Tödliche Liebe: Roman (German Edition)
Chicago, 1994
E s war Mitternacht in Chicago, eine Nacht ohne Mond. Deanna kam sich in diesem Augenblick allerdings vor wie in dem Film Zwölf Uhr mittags . Ohne Schwierigkeiten konnte sie sich in die Rolle des ruhigen, würdevollen, beherzten Gary Cooper hineinversetzen, der sich gerade darauf vorbereitete, den verschlagenen, rachsüchtigen Revolverhelden zur Strecke zu bringen.
Verdammt! dachte Deanna. Chicago war doch ihre Stadt und Angela die Außenstehende!
Vermutlich entsprach es Angelas Sinn für Dramatik, sie genau in dem Studio zur entscheidenden Kraftprobe herauszufordern, in dem sie beide die schlüpfrige Leiter ihrer ehrgeizigen Bestrebungen erklommen hatten, dachte Deanna. Mittlerweile jedoch war das hier ihr Studio und ihre Talk-Show – Deannas Stunde –, die den Löwenanteil an Einschaltquoten einbrachte, und daran würde auch Angela nichts ändern können, es sei denn, sie ließ Elvis von den Toten auferstehen und bat ihn, dem Studiopublikum ›Heartbreak Hotel‹ vorzusingen.
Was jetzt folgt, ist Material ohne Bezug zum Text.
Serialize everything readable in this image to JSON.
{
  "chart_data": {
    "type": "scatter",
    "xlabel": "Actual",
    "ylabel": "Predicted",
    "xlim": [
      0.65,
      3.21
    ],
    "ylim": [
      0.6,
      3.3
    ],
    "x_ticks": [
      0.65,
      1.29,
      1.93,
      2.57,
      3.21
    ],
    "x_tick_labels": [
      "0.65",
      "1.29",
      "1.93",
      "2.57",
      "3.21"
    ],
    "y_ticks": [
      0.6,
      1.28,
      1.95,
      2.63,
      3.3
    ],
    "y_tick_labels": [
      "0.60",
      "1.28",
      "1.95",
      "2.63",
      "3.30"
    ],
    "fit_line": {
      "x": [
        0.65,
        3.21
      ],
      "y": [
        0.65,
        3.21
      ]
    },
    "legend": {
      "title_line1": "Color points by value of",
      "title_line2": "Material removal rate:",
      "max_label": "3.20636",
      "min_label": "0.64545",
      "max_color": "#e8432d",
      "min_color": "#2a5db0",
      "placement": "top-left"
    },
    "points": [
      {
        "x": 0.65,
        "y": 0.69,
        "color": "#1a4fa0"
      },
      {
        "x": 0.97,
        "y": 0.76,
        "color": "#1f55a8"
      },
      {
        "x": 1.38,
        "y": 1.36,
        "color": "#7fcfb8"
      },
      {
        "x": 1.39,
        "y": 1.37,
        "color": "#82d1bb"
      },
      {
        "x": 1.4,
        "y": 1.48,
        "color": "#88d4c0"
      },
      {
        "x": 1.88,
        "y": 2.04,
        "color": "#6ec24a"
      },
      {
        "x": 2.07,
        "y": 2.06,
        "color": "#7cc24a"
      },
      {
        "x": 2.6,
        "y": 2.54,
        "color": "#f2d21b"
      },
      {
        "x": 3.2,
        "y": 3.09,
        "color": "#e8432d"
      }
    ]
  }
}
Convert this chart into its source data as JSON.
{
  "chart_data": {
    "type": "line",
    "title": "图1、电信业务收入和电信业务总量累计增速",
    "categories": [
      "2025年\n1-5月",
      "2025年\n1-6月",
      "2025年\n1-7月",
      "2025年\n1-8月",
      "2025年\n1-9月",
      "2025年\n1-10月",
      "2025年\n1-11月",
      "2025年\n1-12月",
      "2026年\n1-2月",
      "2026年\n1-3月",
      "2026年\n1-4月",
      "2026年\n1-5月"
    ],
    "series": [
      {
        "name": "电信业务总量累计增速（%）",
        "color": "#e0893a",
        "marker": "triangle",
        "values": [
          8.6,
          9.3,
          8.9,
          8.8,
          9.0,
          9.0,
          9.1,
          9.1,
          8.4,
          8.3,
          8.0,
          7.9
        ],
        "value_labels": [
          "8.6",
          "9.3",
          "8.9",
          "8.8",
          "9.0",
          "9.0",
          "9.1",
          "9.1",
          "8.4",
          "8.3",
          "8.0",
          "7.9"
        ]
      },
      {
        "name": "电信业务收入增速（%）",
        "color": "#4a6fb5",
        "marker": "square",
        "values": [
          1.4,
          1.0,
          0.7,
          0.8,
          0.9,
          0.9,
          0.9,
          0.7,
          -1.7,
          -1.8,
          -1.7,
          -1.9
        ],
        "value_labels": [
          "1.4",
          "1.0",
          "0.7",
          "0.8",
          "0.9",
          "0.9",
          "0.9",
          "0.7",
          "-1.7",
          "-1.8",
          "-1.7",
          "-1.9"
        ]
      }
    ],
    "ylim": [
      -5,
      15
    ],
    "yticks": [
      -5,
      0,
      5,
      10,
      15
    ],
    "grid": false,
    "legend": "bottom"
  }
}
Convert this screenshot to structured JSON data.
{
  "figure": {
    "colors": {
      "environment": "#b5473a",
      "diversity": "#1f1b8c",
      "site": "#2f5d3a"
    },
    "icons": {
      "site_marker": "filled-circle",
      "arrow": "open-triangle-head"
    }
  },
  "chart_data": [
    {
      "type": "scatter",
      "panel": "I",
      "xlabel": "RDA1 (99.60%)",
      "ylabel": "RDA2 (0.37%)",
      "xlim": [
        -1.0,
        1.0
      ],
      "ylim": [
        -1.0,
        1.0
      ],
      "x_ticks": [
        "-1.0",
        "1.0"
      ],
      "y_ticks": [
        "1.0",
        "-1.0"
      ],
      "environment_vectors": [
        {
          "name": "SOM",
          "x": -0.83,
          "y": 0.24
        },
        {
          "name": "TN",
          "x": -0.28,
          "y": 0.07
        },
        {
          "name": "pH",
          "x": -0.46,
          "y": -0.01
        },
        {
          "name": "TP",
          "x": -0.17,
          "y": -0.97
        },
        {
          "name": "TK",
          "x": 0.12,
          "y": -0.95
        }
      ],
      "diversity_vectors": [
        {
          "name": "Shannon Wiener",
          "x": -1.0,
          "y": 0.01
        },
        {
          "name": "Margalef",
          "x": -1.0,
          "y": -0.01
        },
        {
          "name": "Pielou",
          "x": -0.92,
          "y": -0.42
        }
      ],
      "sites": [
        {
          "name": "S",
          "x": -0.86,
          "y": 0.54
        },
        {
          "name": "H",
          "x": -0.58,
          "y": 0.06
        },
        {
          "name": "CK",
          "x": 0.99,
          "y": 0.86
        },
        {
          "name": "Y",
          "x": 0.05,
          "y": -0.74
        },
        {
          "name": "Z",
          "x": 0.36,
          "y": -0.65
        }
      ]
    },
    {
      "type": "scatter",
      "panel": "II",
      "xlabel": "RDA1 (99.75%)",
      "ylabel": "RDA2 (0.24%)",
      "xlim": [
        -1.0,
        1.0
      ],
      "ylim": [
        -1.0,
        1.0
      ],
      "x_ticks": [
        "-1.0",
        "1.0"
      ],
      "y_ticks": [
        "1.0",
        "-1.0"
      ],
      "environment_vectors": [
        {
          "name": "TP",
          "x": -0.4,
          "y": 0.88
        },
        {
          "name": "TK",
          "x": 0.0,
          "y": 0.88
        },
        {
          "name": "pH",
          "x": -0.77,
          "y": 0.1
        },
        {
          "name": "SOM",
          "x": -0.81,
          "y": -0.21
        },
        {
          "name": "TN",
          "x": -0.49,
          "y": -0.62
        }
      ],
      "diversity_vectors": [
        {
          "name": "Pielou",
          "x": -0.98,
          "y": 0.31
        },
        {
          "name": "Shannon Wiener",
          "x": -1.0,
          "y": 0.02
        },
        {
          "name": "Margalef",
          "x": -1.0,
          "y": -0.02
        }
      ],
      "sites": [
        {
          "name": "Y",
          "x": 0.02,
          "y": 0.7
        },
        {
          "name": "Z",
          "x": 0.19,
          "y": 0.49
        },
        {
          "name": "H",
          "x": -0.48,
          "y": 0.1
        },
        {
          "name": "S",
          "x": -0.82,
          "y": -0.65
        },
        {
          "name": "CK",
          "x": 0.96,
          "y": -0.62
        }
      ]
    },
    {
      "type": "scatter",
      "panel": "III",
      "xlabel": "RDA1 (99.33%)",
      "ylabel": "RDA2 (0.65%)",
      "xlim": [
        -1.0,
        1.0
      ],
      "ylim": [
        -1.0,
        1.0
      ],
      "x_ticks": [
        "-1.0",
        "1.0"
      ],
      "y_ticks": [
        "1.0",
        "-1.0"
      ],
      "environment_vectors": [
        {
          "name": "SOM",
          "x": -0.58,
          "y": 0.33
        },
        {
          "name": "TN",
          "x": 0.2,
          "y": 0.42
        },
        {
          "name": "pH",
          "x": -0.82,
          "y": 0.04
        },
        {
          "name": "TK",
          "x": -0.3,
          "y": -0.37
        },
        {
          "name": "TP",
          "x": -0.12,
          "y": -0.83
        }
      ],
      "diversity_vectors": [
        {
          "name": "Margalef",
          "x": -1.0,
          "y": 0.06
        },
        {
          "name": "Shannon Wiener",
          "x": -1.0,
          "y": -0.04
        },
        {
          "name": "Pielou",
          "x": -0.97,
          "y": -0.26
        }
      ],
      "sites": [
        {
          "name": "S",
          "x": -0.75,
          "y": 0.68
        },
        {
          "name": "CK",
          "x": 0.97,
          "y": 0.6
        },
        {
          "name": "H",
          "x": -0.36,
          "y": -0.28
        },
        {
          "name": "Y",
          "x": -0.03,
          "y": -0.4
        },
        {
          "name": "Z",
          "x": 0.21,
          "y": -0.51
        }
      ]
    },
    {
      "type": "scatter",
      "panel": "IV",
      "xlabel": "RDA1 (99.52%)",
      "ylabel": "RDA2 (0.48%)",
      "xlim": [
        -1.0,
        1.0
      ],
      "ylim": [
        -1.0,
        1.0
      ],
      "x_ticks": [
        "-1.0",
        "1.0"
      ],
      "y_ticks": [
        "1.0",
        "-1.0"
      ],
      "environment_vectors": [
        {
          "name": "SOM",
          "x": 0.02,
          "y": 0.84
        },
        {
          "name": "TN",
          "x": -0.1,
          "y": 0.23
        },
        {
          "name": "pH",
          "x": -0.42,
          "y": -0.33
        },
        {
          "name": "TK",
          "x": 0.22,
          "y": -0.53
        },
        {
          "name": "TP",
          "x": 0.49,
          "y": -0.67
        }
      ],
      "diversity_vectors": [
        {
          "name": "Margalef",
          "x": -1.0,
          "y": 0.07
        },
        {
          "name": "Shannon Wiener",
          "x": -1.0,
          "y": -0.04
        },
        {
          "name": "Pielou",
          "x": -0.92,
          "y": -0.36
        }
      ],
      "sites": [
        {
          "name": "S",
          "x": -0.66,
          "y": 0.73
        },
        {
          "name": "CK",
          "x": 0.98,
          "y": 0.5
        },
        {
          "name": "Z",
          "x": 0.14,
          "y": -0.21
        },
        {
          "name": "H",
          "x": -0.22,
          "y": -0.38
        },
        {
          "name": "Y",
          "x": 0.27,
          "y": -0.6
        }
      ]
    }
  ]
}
Ein flüchtiges Lächeln huschte über Deannas Lippen, doch war ihr keineswegs zum Scherzen zumute. Angela – eine würdige Gegnerin! Die ganzen Jahre hindurch hatte sie mit einer abscheulichen Taktik dafür gesorgt, daß ihre tägliche Talk-Show auf dem ersten Platz blieb.
Doch was immer Angela dieses Mal auch im Schilde führen mochte, ihre Strategie würde nicht aufgehen. Sie hatte Deanna Reynolds unterschätzt. Sollte sie doch nur von Geheimnissen munkeln und mit Skandalen drohen, soviel sie wollte! Sie konnte unmöglich irgend etwas vorbringen, das Deanna veranlassen würde, ihre Pläne zu ändern.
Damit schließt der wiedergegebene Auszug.